Fortescue (ASX: FMG) was the largest detractor, falling 12%, the majority of which was due to the large dividend payment.
Both BHP (ASX: BHP) and Rio Tinto (ASX: RIO) fell 2.6 and 4.6% respectively as the iron ore price continued to weaken with Technology One (ASX: TNE) the top performer, jumping 11.2%.
US markets weaken on weakening outlook, Apple drags S&P500 lower, cases rocket higher
US markets finished lower on Friday, both the Dow Jones and S&P 500 were 0.8% lower with the tech-focused Nasdaq underperforming again, dropping 0.9%.
Investors continue to tentatively balance the threat of inflation and tapering of bond purchases with the potentially more concerning chance that the US economy will slow significantly.
The country is averaging over 150,000 new cases a day yet only 53% of the population is fully vaccinated according to MarketWatch.
Despite mandates from the President all but forcing the public and private sector to require vaccinations the threat of lockdowns and a further weakening in the ‘reopening’ trade stands out as a significant risk.
All three major indices were lower for the shorter four-day trading week with the Dow Jones weakest, down 2.2% due to its reliance on energy and financial companies.
The S&P500 and Nasdaq both fell 1.7% with Apple (NYSE: AAPL) a major drag. Shares in Apple fell over 3% on Friday after a court delivered a mixed decision following Epic Games complaints about the restrictions placed around their App Store.
The decision removes restrictions on how app developers can be paid but the App Store will remain the only way apps can be downloaded onto Apple phones.
Takeovers aren’t always a given, boring week when bonds are news, commodity prices going crazy
Searching for the next takeover target is a popular past time for brokers and DIY investors alike, but this week offered a warning short confirming it doesn’t always go to plan.
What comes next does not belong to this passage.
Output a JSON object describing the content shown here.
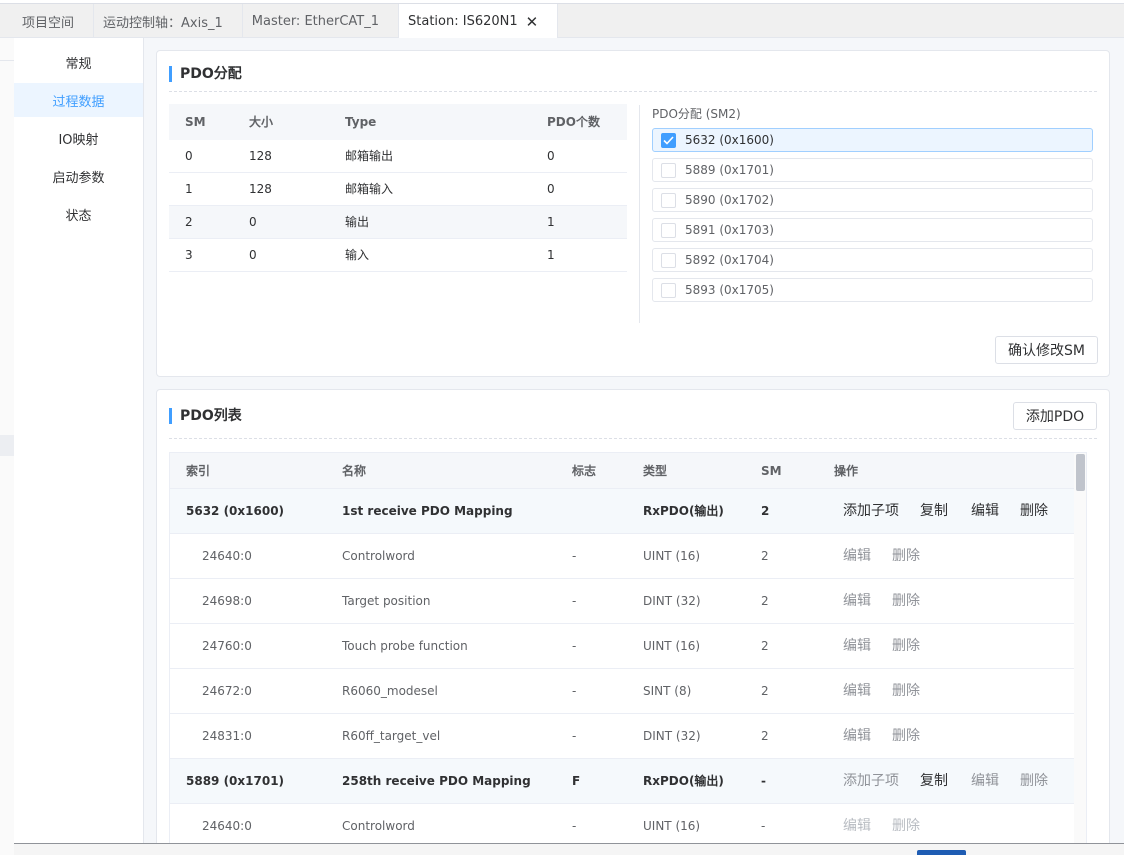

Just like the Link and AMP offers in 2020, Hansen shares tanked after their bidder walked away.
The Santos-Oil Search merger is finally going ahead, however the IRESS offer from EQT appears to be stalling.
After a chaotic reporting season, the focus has turned back to both thematic, political and economic events. Yet with central banks not moving anyway, a number of bond issues actually made the news.
The likes of Woolworths, AMA Group, and Qantas all raised significant capital, with Woolies tying theirs to an improvement in their sustainability practices.
Whilst it may reflect a slow news week it is also evidence that boards are taking the opportunity to replace expiring higher cost debt with borrowing near all-time lows, something that bodes well for long-term profitability.
This week was all about commodities, it started with the falling iron ore price, before a number of lesser-known elements spiked in value for multiple reasons.
Whether it was the uranium price jumping on the massive purchases from an exchange traded fund or alumina benefitting from another military coup, the sentiment is there, but is it sustainable or another run in momentum?